Entenda por que depender de um único canal pode limitar a geração de oportunidades no aftermarket automotivo e como crescer com mais previsibilidade.

No aftermarket automotivo, é comum que boa parte das novas oportunidades venha de representantes comerciais, feiras do setor, parceiros estratégicos ou indicações.
Esses canais continuam sendo fundamentais.
Mas existe uma pergunta que poucas empresas fazem:
O que aconteceria se um deles deixasse de gerar oportunidades amanhã?
A resposta revela muito sobre o nível de dependência da operação comercial.
E, muitas vezes, mostra que o maior risco não está na qualidade dos canais, mas na concentração deles.
Quando um único canal concentra grande parte do crescimento
Imagine uma indústria que participa de uma grande feira todos os anos.
Boa parte dos novos clientes surge desse evento.
Agora imagine que, por qualquer motivo, essa feira deixe de acontecer, tenha menor público ou não gere o mesmo volume de negócios.
O impacto não acontece apenas na agenda comercial.
Ele aparece no faturamento dos meses seguintes.
O mesmo vale para representantes, distribuidores ou parceiros estratégicos.
Quanto maior a dependência de um único canal, maior a vulnerabilidade do crescimento.
Crescimento previsível depende de diversificação
Empresas que crescem de forma consistente não abandonam os canais que construíram sua história.
Elas fortalecem esses canais.
Ao mesmo tempo, desenvolvem novas formas de chegar ao mercado.
Essa diversificação reduz riscos, amplia a geração de oportunidades e torna o crescimento mais previsível.
Não se trata de substituir representantes por marketing, nem de trocar feiras por ações digitais.
Trata-se de criar uma operação capaz de gerar oportunidades por diferentes caminhos.
O papel da Segunda Avenida
Na Impulsione, chamamos essa estratégia de Segunda Avenida.
Ela representa a construção de novos caminhos para que compradores descubram sua empresa, conheçam sua especialidade e iniciem contato, sem depender exclusivamente de um único canal de aquisição.

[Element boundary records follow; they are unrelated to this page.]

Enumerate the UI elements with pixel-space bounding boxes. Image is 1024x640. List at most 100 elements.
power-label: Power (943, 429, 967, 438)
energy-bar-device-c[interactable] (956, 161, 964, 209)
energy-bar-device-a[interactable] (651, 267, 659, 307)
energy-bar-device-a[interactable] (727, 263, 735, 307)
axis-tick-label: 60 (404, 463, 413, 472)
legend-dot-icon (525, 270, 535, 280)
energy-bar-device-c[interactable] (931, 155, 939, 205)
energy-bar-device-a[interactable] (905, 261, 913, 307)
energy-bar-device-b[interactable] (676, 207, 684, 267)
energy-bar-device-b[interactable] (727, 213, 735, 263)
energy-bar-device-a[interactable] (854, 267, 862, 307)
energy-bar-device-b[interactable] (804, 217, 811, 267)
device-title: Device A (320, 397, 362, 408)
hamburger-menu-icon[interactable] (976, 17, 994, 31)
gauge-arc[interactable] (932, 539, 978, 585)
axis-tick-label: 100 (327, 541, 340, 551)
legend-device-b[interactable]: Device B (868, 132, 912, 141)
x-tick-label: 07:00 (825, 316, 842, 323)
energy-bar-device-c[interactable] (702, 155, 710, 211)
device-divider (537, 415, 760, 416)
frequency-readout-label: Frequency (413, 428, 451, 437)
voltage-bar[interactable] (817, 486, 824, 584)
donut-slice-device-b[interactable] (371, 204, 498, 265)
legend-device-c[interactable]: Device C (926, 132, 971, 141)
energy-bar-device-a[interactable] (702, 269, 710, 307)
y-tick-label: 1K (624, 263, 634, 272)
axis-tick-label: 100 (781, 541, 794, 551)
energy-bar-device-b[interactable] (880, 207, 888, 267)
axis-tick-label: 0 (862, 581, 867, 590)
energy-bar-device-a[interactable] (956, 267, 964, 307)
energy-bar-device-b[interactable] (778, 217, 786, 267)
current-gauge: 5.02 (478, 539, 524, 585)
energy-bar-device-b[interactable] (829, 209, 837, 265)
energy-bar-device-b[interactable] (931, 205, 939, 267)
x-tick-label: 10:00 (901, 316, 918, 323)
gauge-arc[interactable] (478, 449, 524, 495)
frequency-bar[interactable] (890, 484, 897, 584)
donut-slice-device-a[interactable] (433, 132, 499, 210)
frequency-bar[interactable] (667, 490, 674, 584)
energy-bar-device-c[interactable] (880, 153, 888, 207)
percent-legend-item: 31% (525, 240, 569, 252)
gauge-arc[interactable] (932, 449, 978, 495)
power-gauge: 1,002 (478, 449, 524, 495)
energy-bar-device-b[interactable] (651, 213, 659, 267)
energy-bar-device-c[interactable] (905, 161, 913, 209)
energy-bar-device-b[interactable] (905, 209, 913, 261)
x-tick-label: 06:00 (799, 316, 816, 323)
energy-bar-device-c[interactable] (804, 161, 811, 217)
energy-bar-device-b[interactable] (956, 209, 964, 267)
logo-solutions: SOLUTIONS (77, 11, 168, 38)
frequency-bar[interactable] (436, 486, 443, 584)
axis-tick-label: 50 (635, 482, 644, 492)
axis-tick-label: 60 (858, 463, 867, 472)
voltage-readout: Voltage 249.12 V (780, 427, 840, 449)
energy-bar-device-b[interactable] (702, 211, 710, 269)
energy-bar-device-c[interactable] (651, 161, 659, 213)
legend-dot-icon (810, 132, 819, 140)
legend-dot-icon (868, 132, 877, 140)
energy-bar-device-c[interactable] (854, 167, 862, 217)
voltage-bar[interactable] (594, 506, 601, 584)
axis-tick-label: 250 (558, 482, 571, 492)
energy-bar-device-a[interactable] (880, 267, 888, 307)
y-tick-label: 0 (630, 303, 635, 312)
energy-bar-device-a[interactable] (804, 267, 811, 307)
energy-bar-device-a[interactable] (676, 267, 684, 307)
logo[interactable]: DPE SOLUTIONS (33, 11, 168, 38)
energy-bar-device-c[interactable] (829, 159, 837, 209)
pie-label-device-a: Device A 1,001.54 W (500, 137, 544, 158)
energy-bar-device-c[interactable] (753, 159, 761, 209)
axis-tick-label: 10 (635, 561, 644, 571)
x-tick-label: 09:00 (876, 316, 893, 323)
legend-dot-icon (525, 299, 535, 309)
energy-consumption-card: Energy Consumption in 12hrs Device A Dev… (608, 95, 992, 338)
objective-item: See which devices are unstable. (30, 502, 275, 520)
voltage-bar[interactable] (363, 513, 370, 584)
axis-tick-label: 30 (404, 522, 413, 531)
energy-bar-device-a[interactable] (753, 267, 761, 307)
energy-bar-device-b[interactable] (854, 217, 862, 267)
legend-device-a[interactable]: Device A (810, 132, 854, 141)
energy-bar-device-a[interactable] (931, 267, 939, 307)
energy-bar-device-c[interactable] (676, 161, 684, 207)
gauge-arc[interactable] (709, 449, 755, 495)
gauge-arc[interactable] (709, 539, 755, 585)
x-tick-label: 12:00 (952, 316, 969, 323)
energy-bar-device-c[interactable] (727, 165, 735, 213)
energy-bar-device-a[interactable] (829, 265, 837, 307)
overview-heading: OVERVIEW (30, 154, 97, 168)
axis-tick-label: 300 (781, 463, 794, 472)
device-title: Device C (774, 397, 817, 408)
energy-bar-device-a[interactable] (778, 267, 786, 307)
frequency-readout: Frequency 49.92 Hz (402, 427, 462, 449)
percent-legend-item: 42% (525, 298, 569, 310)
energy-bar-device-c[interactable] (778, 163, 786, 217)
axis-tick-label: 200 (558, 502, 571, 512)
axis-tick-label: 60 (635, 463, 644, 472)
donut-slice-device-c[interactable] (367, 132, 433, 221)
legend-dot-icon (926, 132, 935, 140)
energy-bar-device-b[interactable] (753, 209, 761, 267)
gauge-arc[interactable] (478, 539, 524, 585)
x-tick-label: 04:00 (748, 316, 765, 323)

Quando isso acontece, representantes, parceiros e feiras deixam de carregar sozinhos a responsabilidade pelo crescimento.
Eles passam a fazer parte de uma estratégia mais ampla e resiliente.
A pergunta que toda indústria deveria fazer
Antes de planejar o próximo trimestre, vale refletir:
Se uma feira deixasse de acontecer, sua empresa sentiria o impacto?
Se um representante mudasse de atuação, quantas oportunidades deixariam de existir?
Se um parceiro estratégico deixasse de indicar clientes, o ritmo de crescimento seria mantido?
Responder a essas perguntas é o primeiro passo para construir uma operação menos dependente e mais preparada para crescer de forma consistente.
Nenhum canal precisa ser substituído.
Representantes comerciais, feiras e parceiros continuam sendo fundamentais para o aftermarket automotivo.
O desafio é fazer com que o crescimento da empresa não dependa exclusivamente deles.
Empresas que constroem novos caminhos para gerar oportunidades conseguem reduzir riscos, fortalecer a operação comercial e criar um crescimento mais previsível.
Essa é a essência da Segunda Avenida: ampliar as possibilidades sem abrir mão daquilo que já funciona.